Cobrança de ICMS sobre tarifas na geração distribuída de energia pode ser questionada a partir de jurisprudência do STJ

Cobrança de ICMS sobre tarifas na geração distribuída de energia pode ser questionada a partir de jurisprudência do STJ

Em 2017, o Superior Tribunal de Justiça (STJ) realizou um julgamento a respeito da legalidade da inclusão das Tarifas de Uso dos Sistemas de Transmissão (TUST) e Distribuição (TUSD) de energia elétrica, na base de cálculo do ICMS. Com essa medida, houve a suspensão dos processos judiciais em andamento sobre o tema em todo o território nacional. A decisão do STJ é de repercussão geral. Ela deverá ser seguida pelos juízes de primeira instância e Tribunais de Justiça, garantindo segurança jurídica e igualdade.

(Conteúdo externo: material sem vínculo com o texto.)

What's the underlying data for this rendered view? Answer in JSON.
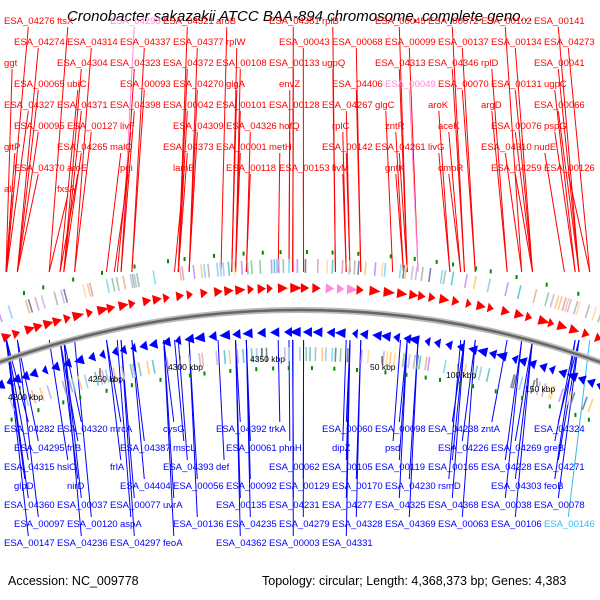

Cobrança de ICMS sobre tarifas na geração distribuída de energia pode ser questionada a partir de jurisprudência do STJ

Até então, embora existissem poucas decisões contrárias ao interesse dos contribuintes, a Corte possuía “entendimento consolidado” de que as tarifas não deveriam integrar a base de cálculo do ICMS sobre o consumo de energia elétrica. O argumento era que, por serem cobradas na fase anterior ao consumo, não poderiam compor o valor da operação de circulação da mercadoria sujeita ao imposto.

Os consumidores de energia elétrica aguardam a decisão final do STJ sobre o tema. Enquanto isso, nova polêmica acerca da cobrança do TUST e TUSD foi trazida para debate. A discussão hoje trata da incidência do ICMS sobre estas tarifas na hipótese de geração distribuída.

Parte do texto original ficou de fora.